The brand claims it’s about more than just filler.
Fast food is an unlikely industry to help save the planet, but Sonic recently announced it wants to try to do its part. The 3,500-plus-location burger chain is adding a mushroom burger – not a burger topped with mushrooms, or a burger patty swapped for a portobello, but a burger where the patty is blended with mushrooms to help reduce beef consumption – joining the growing “Blended Burger” initiative.

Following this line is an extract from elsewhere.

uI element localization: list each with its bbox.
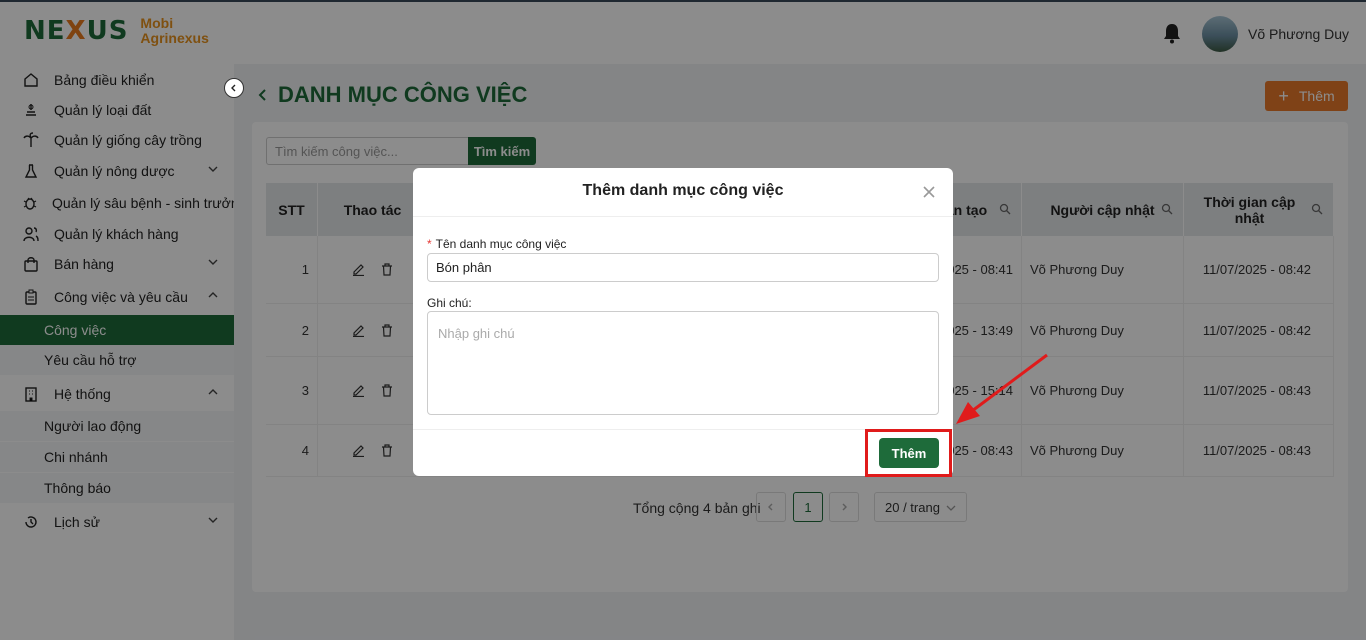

Originally conceived by the Mushroom Council, an industry trade group, the Blended Burger project suggests that by blending beef patties to include about 25 to 30 percent of mushroom, chefs can offer a burger option that is both healthier and better for the environment without sacrificing taste. Deemed more than just a mushroom marketing ploy, the concept has seen support from Menus of Change, a collaboration between The Culinary Institute of America and Harvard T.H. Chan School of Public Health that seeks to push “healthy, sustainable, delicious food choices,” and the James Beard Foundation. A number of high-profile chefs have given these beef-mushroom blend burgers a try, as well as some colleges and universities, but Sonic will be the first fast food chain to test out a “blended burger” on its menu.
The chain has dubbed their take the “Sonic Slinger” and plans to test the new burger, which is somewhere between slider and a full-sized patty, in several markets for 60 days starting at the end of August. Scott Uehlein, Sonic’s vice president of product innovation and development, told Nation’s Restaurant News that the initial response with focus groups has been one of “disbelief” and “excitement.” “My hope is that a year from now we’ll be standing here talking about a national rollout,” he was quoted as saying.
Interestingly, despite this blend being touted for its health and environmental benefits, Sonic doesn’t plan to use that in its Slinger marketing. Instead, advertising for the burger, which will be pushed as a premium steakhouse-style option, will focus on taste. Convincing people to eat healthier without them knowing it? That could be the most novel idea of this whole plan.